杉田「フン、マァイイ。ショセンザコガナニヲシタトコロデ……」
日暮「だあああぁっ!」
日暮、突然叫んで杉田目掛けて突っ込んでいく。迎え撃とうとする杉田だが、瞬時にかわされて懐を切り裂かれる。
杉田「ヌウゥッ!?」
苦しそうにして胸を押える杉田。隠し持っていたコアメダルがこぼれ落ちて、バラバラと周囲に散らばる。杉田、憎らしそうな表情で、
杉田「キッサマァ………!」
日暮「………“二重召喚”って奴さ。想像力が足りなかった所為で宝具が弱いなら、もう一度、想像しなおせば良い! 少なくとも杉田さんを助けられるぐらいの強さにはなる!」
杉田「オノレ、コシャクナマネヲ~!」
日暮「ちなみに、今のは俺のオリジナル技だ。成功したのは、今のが初めてだけどな………さぁ、杉田さんを返してもらうぞ!」
日暮、エンジンブレードの『ジェット』を発動し杉田に向かって発射する。
杉田「フン!」
杉田、『ジェット』のエネルギー弾を裏拳で殴りつけ、あさっての方向に弾き飛ばす。飛んでいったエネルギー弾が近くの団地に着弾して爆発が起こる。杉田と日暮、互いに身構える。

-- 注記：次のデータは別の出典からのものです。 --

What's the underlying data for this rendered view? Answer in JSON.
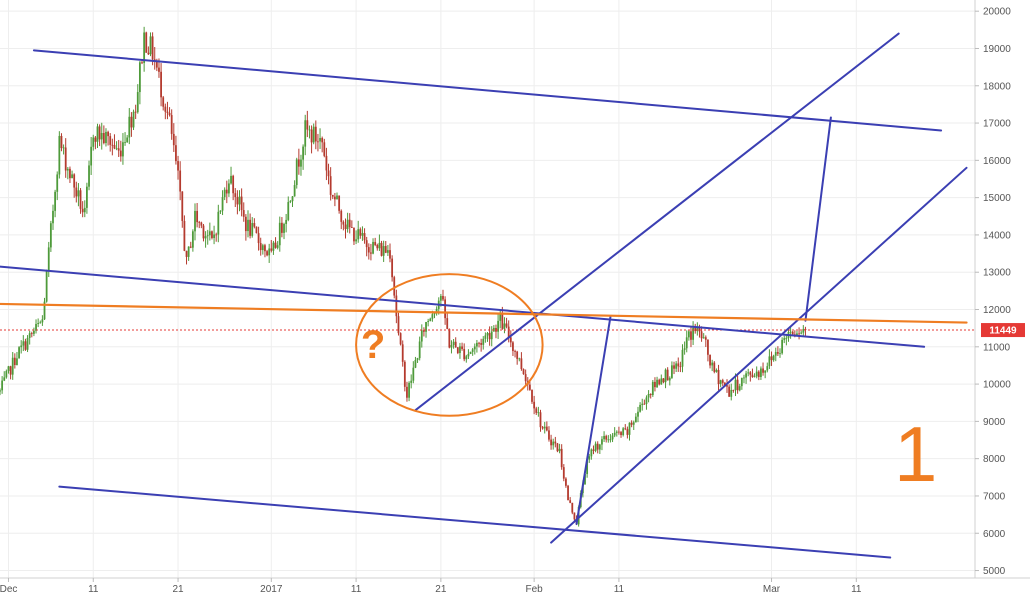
{
  "chart_data": {
    "type": "candlestick",
    "title": "",
    "xlabel": "",
    "ylabel": "",
    "ylim": [
      4800,
      20300
    ],
    "xlim": [
      "2017-11-30",
      "2018-03-25"
    ],
    "grid": true,
    "y_ticks": [
      5000,
      6000,
      7000,
      8000,
      9000,
      10000,
      11000,
      12000,
      13000,
      14000,
      15000,
      16000,
      17000,
      18000,
      19000,
      20000
    ],
    "x_ticks": [
      {
        "date": "2017-12-01",
        "label": "Dec"
      },
      {
        "date": "2017-12-11",
        "label": "11"
      },
      {
        "date": "2017-12-21",
        "label": "21"
      },
      {
        "date": "2018-01-01",
        "label": "2017"
      },
      {
        "date": "2018-01-11",
        "label": "11"
      },
      {
        "date": "2018-01-21",
        "label": "21"
      },
      {
        "date": "2018-02-01",
        "label": "Feb"
      },
      {
        "date": "2018-02-11",
        "label": "11"
      },
      {
        "date": "2018-03-01",
        "label": "Mar"
      },
      {
        "date": "2018-03-11",
        "label": "11"
      }
    ],
    "last_price": 11449,
    "last_price_label": "11449",
    "colors": {
      "up": "#4e9a3a",
      "down": "#b43a2e",
      "lines": "#3b3fb3",
      "orange": "#ef7d22",
      "price_tag": "#e53935"
    },
    "close_path": [
      [
        "2017-11-30",
        9800
      ],
      [
        "2017-12-02",
        10800
      ],
      [
        "2017-12-05",
        11700
      ],
      [
        "2017-12-07",
        16500
      ],
      [
        "2017-12-08",
        15800
      ],
      [
        "2017-12-10",
        14500
      ],
      [
        "2017-12-11",
        16800
      ],
      [
        "2017-12-13",
        16500
      ],
      [
        "2017-12-14",
        16200
      ],
      [
        "2017-12-16",
        17500
      ],
      [
        "2017-12-17",
        19300
      ],
      [
        "2017-12-18",
        18900
      ],
      [
        "2017-12-20",
        17000
      ],
      [
        "2017-12-21",
        15500
      ],
      [
        "2017-12-22",
        13200
      ],
      [
        "2017-12-23",
        14500
      ],
      [
        "2017-12-25",
        13800
      ],
      [
        "2017-12-27",
        15600
      ],
      [
        "2017-12-29",
        14300
      ],
      [
        "2017-12-31",
        13700
      ],
      [
        "2018-01-01",
        13400
      ],
      [
        "2018-01-03",
        14800
      ],
      [
        "2018-01-05",
        16800
      ],
      [
        "2018-01-07",
        16500
      ],
      [
        "2018-01-08",
        15200
      ],
      [
        "2018-01-10",
        14200
      ],
      [
        "2018-01-12",
        13800
      ],
      [
        "2018-01-14",
        13600
      ],
      [
        "2018-01-15",
        13600
      ],
      [
        "2018-01-16",
        11300
      ],
      [
        "2018-01-17",
        9700
      ],
      [
        "2018-01-19",
        11500
      ],
      [
        "2018-01-21",
        12400
      ],
      [
        "2018-01-22",
        11100
      ],
      [
        "2018-01-24",
        10800
      ],
      [
        "2018-01-26",
        11200
      ],
      [
        "2018-01-28",
        11700
      ],
      [
        "2018-01-29",
        11300
      ],
      [
        "2018-01-31",
        10200
      ],
      [
        "2018-02-02",
        8800
      ],
      [
        "2018-02-04",
        8200
      ],
      [
        "2018-02-05",
        6900
      ],
      [
        "2018-02-06",
        6300
      ],
      [
        "2018-02-07",
        7700
      ],
      [
        "2018-02-08",
        8300
      ],
      [
        "2018-02-10",
        8600
      ],
      [
        "2018-02-12",
        8700
      ],
      [
        "2018-02-14",
        9600
      ],
      [
        "2018-02-16",
        10200
      ],
      [
        "2018-02-18",
        10400
      ],
      [
        "2018-02-19",
        11200
      ],
      [
        "2018-02-20",
        11500
      ],
      [
        "2018-02-21",
        11200
      ],
      [
        "2018-02-22",
        10400
      ],
      [
        "2018-02-24",
        9800
      ],
      [
        "2018-02-26",
        10200
      ],
      [
        "2018-02-28",
        10400
      ],
      [
        "2018-03-02",
        11000
      ],
      [
        "2018-03-03",
        11400
      ],
      [
        "2018-03-04",
        11500
      ],
      [
        "2018-03-05",
        11449
      ]
    ],
    "trend_lines": [
      {
        "name": "top-channel-line",
        "color": "#3b3fb3",
        "x1": "2017-12-04",
        "y1": 18950,
        "x2": "2018-03-21",
        "y2": 16800
      },
      {
        "name": "upper-descending-line",
        "color": "#3b3fb3",
        "x1": "2017-11-30",
        "y1": 13150,
        "x2": "2018-03-19",
        "y2": 11000
      },
      {
        "name": "bottom-channel-line",
        "color": "#3b3fb3",
        "x1": "2017-12-07",
        "y1": 7250,
        "x2": "2018-03-15",
        "y2": 5350
      },
      {
        "name": "rising-channel-line-upper",
        "color": "#3b3fb3",
        "x1": "2018-01-18",
        "y1": 9300,
        "x2": "2018-03-16",
        "y2": 19400
      },
      {
        "name": "rising-channel-line-lower",
        "color": "#3b3fb3",
        "x1": "2018-02-03",
        "y1": 5750,
        "x2": "2018-03-24",
        "y2": 15800
      },
      {
        "name": "projection-leg-a-up",
        "color": "#3b3fb3",
        "x1": "2018-02-06",
        "y1": 6250,
        "x2": "2018-02-10",
        "y2": 11800
      },
      {
        "name": "projection-leg-b-up",
        "color": "#3b3fb3",
        "x1": "2018-03-05",
        "y1": 11700,
        "x2": "2018-03-08",
        "y2": 17150
      },
      {
        "name": "orange-horizontal-line",
        "color": "#ef7d22",
        "x1": "2017-11-30",
        "y1": 12150,
        "x2": "2018-03-24",
        "y2": 11650
      }
    ],
    "annotations": [
      {
        "name": "question-mark",
        "text": "?",
        "x": "2018-01-13",
        "y": 10700,
        "color": "#ef7d22"
      },
      {
        "name": "wave-number-label",
        "text": "1",
        "x": "2018-03-18",
        "y": 7400,
        "color": "#ef7d22"
      }
    ],
    "ellipse_annotation": {
      "cx": "2018-01-22",
      "cy": 11050,
      "rx_days": 11,
      "ry_value": 1900,
      "color": "#ef7d22"
    }
  }
}
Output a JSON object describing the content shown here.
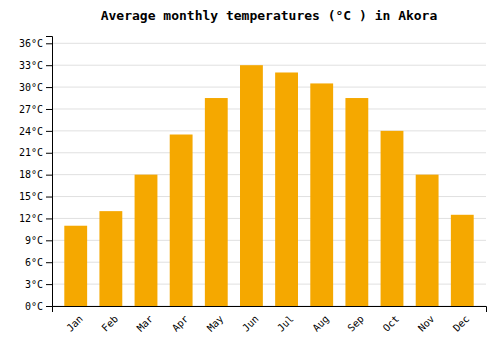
{
  "chart_data": {
    "type": "bar",
    "title": "Average monthly temperatures (°C ) in Akora",
    "categories": [
      "Jan",
      "Feb",
      "Mar",
      "Apr",
      "May",
      "Jun",
      "Jul",
      "Aug",
      "Sep",
      "Oct",
      "Nov",
      "Dec"
    ],
    "values": [
      11,
      13,
      18,
      23.5,
      28.5,
      33,
      32,
      30.5,
      28.5,
      24,
      18,
      12.5
    ],
    "color": "#F5A800",
    "ylim": [
      0,
      37
    ],
    "yticks": [
      {
        "value": 0,
        "label": "0°C"
      },
      {
        "value": 3,
        "label": "3°C"
      },
      {
        "value": 6,
        "label": "6°C"
      },
      {
        "value": 9,
        "label": "9°C"
      },
      {
        "value": 12,
        "label": "12°C"
      },
      {
        "value": 15,
        "label": "15°C"
      },
      {
        "value": 18,
        "label": "18°C"
      },
      {
        "value": 21,
        "label": "21°C"
      },
      {
        "value": 24,
        "label": "24°C"
      },
      {
        "value": 27,
        "label": "27°C"
      },
      {
        "value": 30,
        "label": "30°C"
      },
      {
        "value": 33,
        "label": "33°C"
      },
      {
        "value": 36,
        "label": "36°C"
      }
    ],
    "grid": true
  }
}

突然、団地の炎の中から彼らの脇に何かが落ちてきて、それが小さなパッケージだと分かる。
二人「「!?」」
パッケージは『20世紀少年 第一章』のDVD。
杉田、しばらく呆然としていたが、おもむろに日暮のほうを向いてニヤリとする。
杉田「ククク……イイモノヲミツケタ。………ヘンシン!」
日暮「!?」
杉田の背後にゆっくり回りこんでいくカメラ。杉田のうなじ部分を見ると、緑色のクワガタ・メダルが張り付いている。
再び、緑色に発光する杉田の両目。
日暮、敵の正体に気がつき驚愕。
日暮「お前…………アイツか!!」
杉田の体が、突然糸が切れたように地に倒れ伏す。その背後にゆっくりと浮かび上がる緑色のクワガタ・メダル。
日暮「………!」
目を見張る日暮の目の前で、クワガタ・メダルがDVDの落ちている方に飛んでいく。